No hay crimen más repugnante que el del aborto


No hay ejemplo más relevante que el del aborto para asegurar que en el mundo se viene librando desde siempre una verdadera guerra cultural (culture war) entre el bando del bien ontológico y el bando del mal ontológico; es decir, el bien per se y el mal per se. Wikipedia habla de lo que significa guerra cultural en estos términos: «es el conflicto ideológico entre grupos sociales, y la (consiguiente) lucha por el dominio de valores, creencias y prácticas». El concepto genérico guerra cultural hace referencia, pues, a una confrontación global que abarca a todo el género humano desde el principio de los tiempos, y a la que nadie puede escapar. En términos religiosos se podría hablar de la lucha entre Dios y Satanás; en términos históricos, entre civilización y barbarie; en términos filosófico-antropológicos, entre vida y muerte (afirmación o negación del ser humano, cuya realidad se asienta, prima facie, en el exacto hecho de existir o vivir).

El género humano, desde su aparición sobre la Tierra, es el sujeto protagonista de esa guerra cultural, la cual se desarrolla en numerosos frentes recibiendo diferentes nombres, pero ninguno es de tan radical importancia como el que tiene por objetivo la defensa de la vida y de la dignidad de la persona, aspectos ambos que se conculcan absolutamente en la horrenda práctica del aborto; es decir, la práctica del asesinato. Práctica que es tanto más odiosa por cuanto tiene por víctimas a los seres más desvalidos que existen: los humanos aún no nacidos, aquellos que no pueden hablar ni defenderse.

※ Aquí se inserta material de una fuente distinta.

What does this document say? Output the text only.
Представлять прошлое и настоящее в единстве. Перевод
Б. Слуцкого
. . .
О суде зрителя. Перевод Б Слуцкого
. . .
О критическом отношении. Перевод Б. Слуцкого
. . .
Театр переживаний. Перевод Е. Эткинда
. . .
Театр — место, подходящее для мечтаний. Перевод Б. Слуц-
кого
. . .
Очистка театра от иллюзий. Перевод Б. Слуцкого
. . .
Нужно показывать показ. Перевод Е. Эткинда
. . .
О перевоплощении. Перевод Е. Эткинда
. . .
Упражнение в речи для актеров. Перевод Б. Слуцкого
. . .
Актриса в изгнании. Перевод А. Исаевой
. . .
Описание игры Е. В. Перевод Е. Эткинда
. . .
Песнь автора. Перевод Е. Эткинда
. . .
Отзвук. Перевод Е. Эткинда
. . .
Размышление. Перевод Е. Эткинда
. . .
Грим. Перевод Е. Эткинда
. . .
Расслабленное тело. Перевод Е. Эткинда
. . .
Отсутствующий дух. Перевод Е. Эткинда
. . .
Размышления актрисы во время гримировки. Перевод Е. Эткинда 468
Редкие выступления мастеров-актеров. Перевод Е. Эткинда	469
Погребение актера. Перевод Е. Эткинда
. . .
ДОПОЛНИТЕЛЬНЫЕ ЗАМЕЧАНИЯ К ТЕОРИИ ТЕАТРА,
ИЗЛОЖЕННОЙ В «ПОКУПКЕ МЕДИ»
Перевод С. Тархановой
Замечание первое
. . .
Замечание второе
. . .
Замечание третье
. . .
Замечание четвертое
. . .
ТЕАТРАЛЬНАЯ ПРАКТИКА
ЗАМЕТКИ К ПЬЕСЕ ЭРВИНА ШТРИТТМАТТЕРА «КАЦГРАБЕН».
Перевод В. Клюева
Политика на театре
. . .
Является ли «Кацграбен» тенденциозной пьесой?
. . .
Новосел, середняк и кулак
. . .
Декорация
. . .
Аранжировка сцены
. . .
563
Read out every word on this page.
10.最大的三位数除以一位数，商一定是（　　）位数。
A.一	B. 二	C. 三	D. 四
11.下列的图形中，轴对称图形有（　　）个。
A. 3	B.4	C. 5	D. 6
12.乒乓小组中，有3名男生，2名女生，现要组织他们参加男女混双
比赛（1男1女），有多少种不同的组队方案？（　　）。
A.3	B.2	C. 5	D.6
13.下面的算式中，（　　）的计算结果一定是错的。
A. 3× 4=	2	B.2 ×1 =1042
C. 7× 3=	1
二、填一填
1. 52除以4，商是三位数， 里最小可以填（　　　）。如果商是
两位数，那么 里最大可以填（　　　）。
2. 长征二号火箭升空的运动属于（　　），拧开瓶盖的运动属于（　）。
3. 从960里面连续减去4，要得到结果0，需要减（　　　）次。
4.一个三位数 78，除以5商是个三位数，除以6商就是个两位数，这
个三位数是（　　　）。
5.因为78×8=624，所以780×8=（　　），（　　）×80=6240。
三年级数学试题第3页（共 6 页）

Es ésta una guerra total y absoluta en la que no puede haber medias tintas: o estás en un lado o estás en el otro, sin perjuicio de que determinados sistemas legislativos, aun partiendo de la idea de que el aborto es un mal –o el mal, por antonomasia–, permiten algunas excepciones en su práctica cuando entran en conflicto la vida del nasciturus y la de la madre, en el sentido de que surja el hecho puntual de que sólo sea posible salvar una de las dos vidas; en tales casos, la Ley se decanta (y a mi juicio con total razón y justicia) por salvar la de la madre. En estos casos, por supuesto, no cabe hablar de crimen. Pero aparte de esta circunstancia puntual, no existe ningún otro supuesto que justifique el aborto, por mucha hojarasca jurídica que lo legalice. Sin embargo, desgraciadamente, en nuestro mundo de hoy el aborto va ganando la batalla en el terreno legislativo, por mor de una degradación del sistema de valores en la sociedad. Tal degradación moral, trasladada al plano de la Ley, no es sino la más aberrante forma de rebajar el Derecho a simple ficción. No es solo un fraude de ley, sino la propia ley hecha fraude.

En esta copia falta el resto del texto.